総合的な学習への取り組み

柏市立中原小学校

 

 理科や社会科で子どもたちが調べたものや観察した記録は,子どもたちのノートにしまわれてしまう場合が多い。

 日本人学校との交流授業は2年目に入り,米づくり交流学習,和太鼓演奏のライブ中継,音楽交流授業,地域紹介授業等,インターネットやテレビ会議を利用しての学習を積み重ねてきた。
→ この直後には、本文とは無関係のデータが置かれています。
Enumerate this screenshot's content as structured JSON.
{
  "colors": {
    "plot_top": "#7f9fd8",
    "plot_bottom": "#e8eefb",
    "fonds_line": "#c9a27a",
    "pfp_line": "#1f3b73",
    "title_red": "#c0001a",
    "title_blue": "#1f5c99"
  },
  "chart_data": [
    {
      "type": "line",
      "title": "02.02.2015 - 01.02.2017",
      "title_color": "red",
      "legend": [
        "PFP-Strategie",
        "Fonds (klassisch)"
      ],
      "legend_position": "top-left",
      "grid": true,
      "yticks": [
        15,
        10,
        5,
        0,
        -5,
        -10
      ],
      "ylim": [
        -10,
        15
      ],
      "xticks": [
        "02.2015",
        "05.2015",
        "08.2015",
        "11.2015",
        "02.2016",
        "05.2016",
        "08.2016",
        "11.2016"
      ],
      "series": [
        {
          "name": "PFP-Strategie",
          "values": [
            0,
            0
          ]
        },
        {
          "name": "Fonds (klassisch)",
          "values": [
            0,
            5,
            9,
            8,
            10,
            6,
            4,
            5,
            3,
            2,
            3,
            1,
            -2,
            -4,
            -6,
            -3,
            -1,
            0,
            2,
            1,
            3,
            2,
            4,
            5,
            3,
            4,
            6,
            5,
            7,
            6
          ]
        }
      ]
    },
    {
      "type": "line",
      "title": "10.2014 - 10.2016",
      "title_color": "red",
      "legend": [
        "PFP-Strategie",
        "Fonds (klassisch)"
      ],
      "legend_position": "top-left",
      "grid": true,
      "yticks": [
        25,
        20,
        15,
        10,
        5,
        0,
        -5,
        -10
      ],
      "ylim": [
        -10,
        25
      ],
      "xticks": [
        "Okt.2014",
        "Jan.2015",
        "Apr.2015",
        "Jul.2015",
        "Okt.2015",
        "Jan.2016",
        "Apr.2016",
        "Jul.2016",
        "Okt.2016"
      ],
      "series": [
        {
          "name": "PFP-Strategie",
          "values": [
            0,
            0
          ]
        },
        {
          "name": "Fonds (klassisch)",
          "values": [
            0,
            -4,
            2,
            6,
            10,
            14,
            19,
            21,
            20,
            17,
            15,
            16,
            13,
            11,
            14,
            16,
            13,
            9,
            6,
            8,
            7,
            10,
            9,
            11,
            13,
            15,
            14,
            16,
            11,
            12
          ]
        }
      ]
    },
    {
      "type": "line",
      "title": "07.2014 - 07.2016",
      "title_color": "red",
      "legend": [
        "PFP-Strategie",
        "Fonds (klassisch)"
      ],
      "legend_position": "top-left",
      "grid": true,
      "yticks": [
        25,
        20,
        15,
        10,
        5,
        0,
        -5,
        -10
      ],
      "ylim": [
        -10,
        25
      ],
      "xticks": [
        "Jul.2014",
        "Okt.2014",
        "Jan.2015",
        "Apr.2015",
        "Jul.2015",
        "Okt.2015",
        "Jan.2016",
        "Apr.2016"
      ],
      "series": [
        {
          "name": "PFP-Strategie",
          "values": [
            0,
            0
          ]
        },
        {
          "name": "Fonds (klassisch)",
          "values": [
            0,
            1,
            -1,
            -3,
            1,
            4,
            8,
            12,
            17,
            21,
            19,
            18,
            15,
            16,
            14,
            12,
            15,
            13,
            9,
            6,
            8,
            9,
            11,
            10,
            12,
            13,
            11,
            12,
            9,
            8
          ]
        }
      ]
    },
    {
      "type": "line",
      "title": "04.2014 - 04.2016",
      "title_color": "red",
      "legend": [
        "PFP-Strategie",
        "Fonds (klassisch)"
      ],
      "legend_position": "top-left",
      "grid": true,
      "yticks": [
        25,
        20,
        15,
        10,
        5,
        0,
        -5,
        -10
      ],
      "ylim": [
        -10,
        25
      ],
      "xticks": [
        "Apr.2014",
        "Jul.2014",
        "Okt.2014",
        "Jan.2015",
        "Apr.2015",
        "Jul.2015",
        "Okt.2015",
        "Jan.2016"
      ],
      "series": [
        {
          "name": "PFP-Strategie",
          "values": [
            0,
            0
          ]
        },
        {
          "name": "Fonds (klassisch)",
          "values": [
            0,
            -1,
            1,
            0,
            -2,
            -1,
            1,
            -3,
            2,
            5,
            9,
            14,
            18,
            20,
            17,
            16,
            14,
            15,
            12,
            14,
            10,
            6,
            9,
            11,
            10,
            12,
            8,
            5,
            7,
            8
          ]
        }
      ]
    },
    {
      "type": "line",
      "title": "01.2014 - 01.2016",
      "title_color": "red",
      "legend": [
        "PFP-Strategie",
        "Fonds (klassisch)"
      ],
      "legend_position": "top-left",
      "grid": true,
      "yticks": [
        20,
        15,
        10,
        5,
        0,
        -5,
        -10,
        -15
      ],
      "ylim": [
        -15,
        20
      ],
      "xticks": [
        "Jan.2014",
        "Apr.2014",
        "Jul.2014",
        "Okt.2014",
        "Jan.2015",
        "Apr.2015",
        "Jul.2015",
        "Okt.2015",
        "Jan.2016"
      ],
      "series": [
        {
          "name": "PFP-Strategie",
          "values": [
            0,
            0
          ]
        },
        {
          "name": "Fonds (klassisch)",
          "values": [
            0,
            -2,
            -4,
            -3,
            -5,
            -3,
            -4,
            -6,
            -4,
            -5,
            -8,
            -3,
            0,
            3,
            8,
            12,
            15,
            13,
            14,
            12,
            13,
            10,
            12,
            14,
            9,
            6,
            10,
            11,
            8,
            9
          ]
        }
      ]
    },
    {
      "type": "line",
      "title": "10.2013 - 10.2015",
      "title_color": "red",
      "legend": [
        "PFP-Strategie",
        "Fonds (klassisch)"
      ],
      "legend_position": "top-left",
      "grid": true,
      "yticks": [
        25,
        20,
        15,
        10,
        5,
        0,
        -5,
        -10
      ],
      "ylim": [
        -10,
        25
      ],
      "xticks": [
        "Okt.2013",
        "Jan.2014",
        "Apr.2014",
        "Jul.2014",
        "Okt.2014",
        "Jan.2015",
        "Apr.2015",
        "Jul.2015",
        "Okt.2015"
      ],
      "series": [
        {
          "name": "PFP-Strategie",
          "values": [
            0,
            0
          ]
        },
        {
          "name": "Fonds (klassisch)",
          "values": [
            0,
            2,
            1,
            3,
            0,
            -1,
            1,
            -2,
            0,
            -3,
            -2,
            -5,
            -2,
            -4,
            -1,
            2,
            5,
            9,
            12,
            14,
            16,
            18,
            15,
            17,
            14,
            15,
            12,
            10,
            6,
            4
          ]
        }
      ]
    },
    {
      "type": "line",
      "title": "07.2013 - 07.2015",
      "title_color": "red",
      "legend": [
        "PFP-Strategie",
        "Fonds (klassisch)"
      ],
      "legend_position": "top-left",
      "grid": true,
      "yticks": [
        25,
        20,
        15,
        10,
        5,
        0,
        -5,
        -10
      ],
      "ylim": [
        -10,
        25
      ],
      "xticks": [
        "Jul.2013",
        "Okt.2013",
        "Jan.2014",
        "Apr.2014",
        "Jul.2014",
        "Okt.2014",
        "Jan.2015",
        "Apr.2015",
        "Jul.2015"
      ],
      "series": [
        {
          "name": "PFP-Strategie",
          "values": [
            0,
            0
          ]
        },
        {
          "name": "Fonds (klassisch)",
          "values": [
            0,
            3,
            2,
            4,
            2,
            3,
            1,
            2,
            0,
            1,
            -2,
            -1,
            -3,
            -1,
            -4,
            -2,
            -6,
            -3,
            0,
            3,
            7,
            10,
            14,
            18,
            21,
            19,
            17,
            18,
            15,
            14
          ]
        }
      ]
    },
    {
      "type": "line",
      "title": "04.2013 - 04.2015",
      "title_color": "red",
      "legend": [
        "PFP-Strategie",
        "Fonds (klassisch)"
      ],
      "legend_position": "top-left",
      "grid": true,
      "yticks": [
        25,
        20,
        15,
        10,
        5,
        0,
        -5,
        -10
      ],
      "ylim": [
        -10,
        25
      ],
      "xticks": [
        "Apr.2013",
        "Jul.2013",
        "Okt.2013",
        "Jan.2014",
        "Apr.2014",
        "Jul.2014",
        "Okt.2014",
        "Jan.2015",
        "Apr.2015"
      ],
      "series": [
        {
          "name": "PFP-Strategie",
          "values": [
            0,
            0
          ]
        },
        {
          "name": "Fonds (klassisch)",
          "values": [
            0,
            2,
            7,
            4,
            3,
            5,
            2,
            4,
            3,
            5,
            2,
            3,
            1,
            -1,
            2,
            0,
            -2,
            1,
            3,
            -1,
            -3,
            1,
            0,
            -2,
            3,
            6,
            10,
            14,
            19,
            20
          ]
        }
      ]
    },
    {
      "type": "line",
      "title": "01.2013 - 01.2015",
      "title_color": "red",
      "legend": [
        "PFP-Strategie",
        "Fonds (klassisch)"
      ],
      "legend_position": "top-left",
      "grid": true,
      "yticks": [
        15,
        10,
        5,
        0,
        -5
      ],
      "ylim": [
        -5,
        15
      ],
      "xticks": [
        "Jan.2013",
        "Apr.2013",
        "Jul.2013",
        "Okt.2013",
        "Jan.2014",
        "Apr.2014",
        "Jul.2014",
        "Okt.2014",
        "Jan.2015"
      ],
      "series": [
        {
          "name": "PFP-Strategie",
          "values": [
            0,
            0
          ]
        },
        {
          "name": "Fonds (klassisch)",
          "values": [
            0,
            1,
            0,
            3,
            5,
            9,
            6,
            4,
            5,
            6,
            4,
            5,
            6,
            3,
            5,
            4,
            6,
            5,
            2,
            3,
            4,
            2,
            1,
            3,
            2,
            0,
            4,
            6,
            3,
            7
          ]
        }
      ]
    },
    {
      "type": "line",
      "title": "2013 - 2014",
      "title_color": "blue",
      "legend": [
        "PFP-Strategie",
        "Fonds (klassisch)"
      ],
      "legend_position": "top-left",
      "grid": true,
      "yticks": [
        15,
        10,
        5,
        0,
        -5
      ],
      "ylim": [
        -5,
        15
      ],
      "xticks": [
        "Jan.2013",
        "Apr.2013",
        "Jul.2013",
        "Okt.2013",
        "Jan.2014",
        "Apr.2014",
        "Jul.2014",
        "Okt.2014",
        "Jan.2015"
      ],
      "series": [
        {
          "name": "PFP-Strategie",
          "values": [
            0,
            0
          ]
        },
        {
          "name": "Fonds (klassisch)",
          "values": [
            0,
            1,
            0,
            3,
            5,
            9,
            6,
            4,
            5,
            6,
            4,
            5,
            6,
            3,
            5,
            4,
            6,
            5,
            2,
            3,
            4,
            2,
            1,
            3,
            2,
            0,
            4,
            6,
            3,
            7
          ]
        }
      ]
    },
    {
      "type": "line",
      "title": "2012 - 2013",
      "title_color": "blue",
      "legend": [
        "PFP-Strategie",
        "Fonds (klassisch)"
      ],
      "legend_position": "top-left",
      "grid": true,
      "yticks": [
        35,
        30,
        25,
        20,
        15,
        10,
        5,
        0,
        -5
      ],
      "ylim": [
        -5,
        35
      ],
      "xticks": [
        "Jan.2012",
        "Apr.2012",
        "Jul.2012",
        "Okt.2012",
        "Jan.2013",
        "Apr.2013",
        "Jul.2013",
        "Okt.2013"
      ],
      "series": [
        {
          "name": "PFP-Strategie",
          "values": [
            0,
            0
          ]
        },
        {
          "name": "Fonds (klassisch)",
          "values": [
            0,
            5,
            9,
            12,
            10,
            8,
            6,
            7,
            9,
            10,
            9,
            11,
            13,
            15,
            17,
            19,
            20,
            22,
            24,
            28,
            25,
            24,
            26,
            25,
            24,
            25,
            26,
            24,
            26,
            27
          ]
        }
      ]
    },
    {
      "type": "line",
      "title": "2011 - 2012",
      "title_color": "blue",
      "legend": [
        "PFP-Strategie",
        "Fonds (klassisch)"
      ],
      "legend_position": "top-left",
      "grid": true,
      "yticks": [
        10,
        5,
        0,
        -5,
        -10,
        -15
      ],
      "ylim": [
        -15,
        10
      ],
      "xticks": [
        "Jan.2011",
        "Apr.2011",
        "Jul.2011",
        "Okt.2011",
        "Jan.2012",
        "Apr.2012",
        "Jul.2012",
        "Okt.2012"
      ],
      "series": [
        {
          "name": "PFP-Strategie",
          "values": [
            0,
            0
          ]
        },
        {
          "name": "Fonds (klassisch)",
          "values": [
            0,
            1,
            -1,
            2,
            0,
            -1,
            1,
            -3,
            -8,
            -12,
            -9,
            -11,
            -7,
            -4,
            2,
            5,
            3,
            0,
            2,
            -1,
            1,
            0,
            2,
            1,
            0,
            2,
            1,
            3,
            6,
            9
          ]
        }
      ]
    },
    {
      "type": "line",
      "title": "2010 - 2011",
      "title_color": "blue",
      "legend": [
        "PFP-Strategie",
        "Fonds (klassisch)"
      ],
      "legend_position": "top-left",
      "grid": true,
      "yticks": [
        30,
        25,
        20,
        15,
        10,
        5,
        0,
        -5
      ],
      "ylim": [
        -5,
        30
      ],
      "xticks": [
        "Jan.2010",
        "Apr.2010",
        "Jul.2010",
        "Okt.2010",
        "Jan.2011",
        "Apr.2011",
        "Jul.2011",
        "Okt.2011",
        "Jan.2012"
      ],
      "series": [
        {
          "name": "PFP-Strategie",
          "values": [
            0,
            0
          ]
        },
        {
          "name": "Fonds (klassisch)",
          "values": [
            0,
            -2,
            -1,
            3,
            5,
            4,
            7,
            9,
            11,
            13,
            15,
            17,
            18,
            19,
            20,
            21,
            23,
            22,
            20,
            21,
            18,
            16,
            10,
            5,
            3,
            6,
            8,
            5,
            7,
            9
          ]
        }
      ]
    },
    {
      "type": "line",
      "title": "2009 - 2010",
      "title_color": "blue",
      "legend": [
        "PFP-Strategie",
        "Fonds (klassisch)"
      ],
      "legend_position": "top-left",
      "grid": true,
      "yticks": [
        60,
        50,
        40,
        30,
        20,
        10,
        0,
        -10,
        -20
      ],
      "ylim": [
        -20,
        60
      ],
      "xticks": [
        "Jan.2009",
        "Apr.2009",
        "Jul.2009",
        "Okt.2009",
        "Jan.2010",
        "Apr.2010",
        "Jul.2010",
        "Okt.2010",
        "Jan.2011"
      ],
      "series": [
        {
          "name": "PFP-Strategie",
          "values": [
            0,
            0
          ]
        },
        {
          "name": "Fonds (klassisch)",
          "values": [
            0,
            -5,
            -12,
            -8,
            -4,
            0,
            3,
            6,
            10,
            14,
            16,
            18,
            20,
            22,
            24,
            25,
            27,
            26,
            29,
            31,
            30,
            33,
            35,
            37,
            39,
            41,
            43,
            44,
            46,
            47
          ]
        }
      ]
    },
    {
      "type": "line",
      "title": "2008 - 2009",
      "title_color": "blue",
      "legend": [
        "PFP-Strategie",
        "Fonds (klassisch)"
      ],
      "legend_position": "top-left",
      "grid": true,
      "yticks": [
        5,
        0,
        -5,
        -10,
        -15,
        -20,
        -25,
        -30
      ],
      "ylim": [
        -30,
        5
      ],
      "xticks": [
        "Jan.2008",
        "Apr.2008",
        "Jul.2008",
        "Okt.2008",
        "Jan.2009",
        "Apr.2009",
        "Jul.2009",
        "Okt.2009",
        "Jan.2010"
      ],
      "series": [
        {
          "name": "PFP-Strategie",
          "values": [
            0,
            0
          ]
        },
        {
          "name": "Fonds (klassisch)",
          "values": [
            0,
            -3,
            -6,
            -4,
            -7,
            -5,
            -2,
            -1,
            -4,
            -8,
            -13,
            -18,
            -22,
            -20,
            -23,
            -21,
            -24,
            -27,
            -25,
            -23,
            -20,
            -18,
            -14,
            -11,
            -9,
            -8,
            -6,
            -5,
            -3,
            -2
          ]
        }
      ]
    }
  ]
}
 しかし,どの実践も指導者側の意図が強く出てしまう傾向にあった。そこで,子どもたちが本当に数千キロも離れた友だちを学習相手とし,自分の手足のように自然にインターネットを利用していく授業はできないものかという思案した。そこから考えた「世界共同月観測プロジェクト」は,5年生「理科」の月の動きと満ち欠けの学習を,理科だけにとらわれず総合的に取り組む中で自然な交流を目指して実践した。

 本単元は学習指導要領内容のC-(2)[太陽と月の形や位置などを観察し,それらの動き及び位置の関係を調べることができるようにする]に基づいている。まず,児童の素朴な疑問である1日の月の動きや日がたつにつれて形や見える位置が変わる様子を観察する中から,月が満ち欠けするわけを考えたり,太陽と月の表面の様子の違いを調べたりすることがねらいである。

 これは日本国内若しくは北半球の日本と同緯度程度に位置する地点からの不変的な観測結果であるが,地球上の他の地域から見た場合は違うのである。

 本授業は日頃から交流を行っている日本人学校5校(パース,香港大埔校,カイロ,シンガポール,ブエノスアイレス)との共同観測から,同じ日の上弦の月がパースからの報告では,日本と逆に見えるという所に端を発している。子どもたち同士の観測結果から出た疑問を追求する中から,「なぜ見え方が違ってくるのだろう」という話し合いに発展をし,見え方の違いの原因について積極的に考ようとする態度に発展した。自然現象であっても,自国の様子を観察し,他国の様子と比較する中から共通点と差異点を見つけだし,それを通して視野を広げていくことは,国際理解にも通じるものであると考えている。

 パース日本人学校の子どもたちと見え方の違いについて話し合い,原因について考え合うことができる。 したがって,北半球で見ているものを南半球の人たちは,北半球で逆立ちをして見るのと同じ映像を見ているのである。

 パース日本人学校の考え方・・パース日本人学校の子どもたちの考えは,中原小考えAと同じ考えであった。

 中原小とパース日本人学校との間で論議された話題は,各日本人学校でも話題となって子どもたちの学習に利用された。エジプトのカイロ日本人学校では,現地の小学校との交流授業でこの話題が提供されてお互いに話し合いをしたそうである。

・月共同観測プロジェクトのWebへのアクセスがこの間に2000件を数えた。子どもたちが学習で利用した数と同数以上のアクセスをカウントし,他の子どもたちへの学習機会になったと考えられる。